In Dreams was received as a bit of a mixed bag when it came out. A lot of fans wanted an album that was more like the shreddy, technical metalcore that they were used to from After The Burial. I think the album has absolutely stood the test of time though, especially in terms of its production. Forging A Future Self and Rareform had mediocre production at best due to being recorded on a budget, and the production of its follow up Wolves Within was quite frankly shocking. But In Dreams still sonically holds up and that’s no small thanks to Jocke Skog’s fantastic skills as a producer.
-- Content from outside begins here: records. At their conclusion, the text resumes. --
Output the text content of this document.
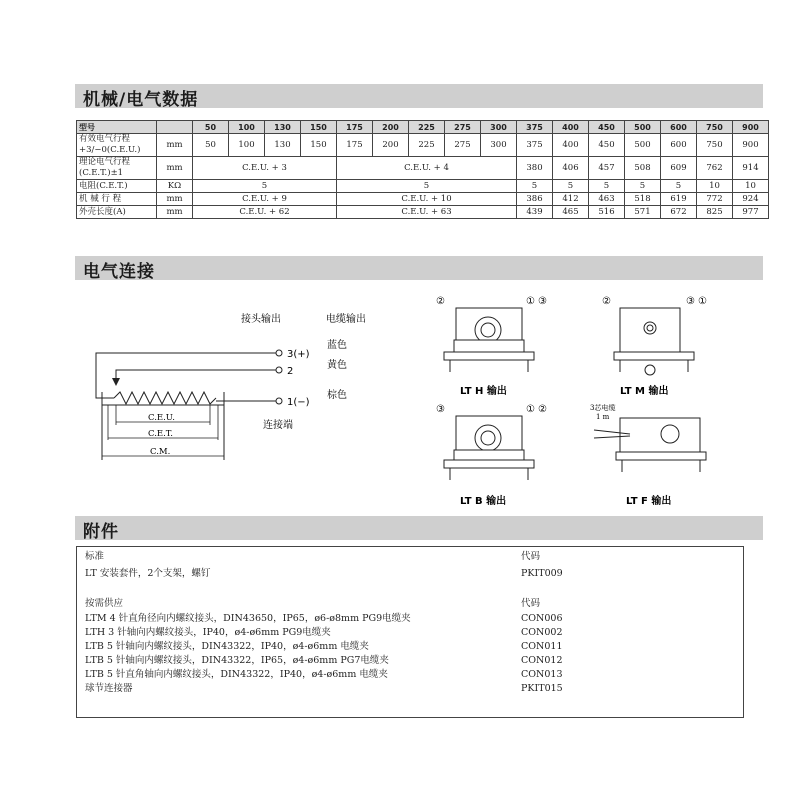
机械/电气数据
型号		50	100	130	150	175	200	225	275	300	375	400	450	500	600	750	900

有效电气行程
+3/−0(C.E.U.)	mm	50	100	130	150	175	200	225	275	300	375	400	450	500	600	750	900

理论电气行程
(C.E.T.)±1	mm	C.E.U. + 3				C.E.U. + 4					380	406	457	508	609	762	914
电阻(C.E.T.)	KΩ	5				5					5	5	5	5	5	10	10
机 械 行 程	mm	C.E.U. + 9				C.E.U. + 10					386	412	463	518	619	772	924
外壳长度(A)	mm	C.E.U. + 62				C.E.U. + 63					439	465	516	571	672	825	977
电气连接
接头输出	电缆输出
C.E.U.
C.E.T.
C.M.
3(+)
2
1(−)
蓝色
黄色
棕色
连接端
②	① ③
LT H 输出
②	③ ①
LT M 输出
③	① ②
LT B 输出
3芯电缆
1 m
LT F 输出
附件
标准	代码
LT 安装套件，2个支架，螺钉	PKIT009
按需供应	代码
LTM 4 针直角径向内螺纹接头，DIN43650，IP65，ø6-ø8mm PG9电缆夹	CON006
LTH 3 针轴向内螺纹接头，IP40，ø4-ø6mm PG9电缆夹	CON002
LTB 5 针轴向内螺纹接头，DIN43322，IP40，ø4-ø6mm 电缆夹	CON011
LTB 5 针轴向内螺纹接头，DIN43322，IP65，ø4-ø6mm PG7电缆夹	CON012
LTB 5 针直角轴向内螺纹接头，DIN43322，IP40，ø4-ø6mm 电缆夹	CON013
球节连接器	PKIT015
More importantly, however, In Dreams was a sign of what was to come for the world of metalcore. Thanks to the ever-increasing influence of bands like Periphery and Meshuggah and the influences from more melodic bands from outside of the metal sphere creeping in, subsequent releases from bigger bands within that sphere like Bring Me The Horizon and Architects have seen them move away from metalcore tropes, create more complex music, push for bigger production and incorporate more clean vocals. Whilst In Dreams definitely wasn’t a direct influence for those bands, I feel like it was the first glimmer into what we were eventually going to see from the metalcore mainstream. That’s why it’s absolutely worth talking about this album and why it’s worth remembering as a classic metalcore staple that brought the genre out of the ‘00s and into the ‘10s.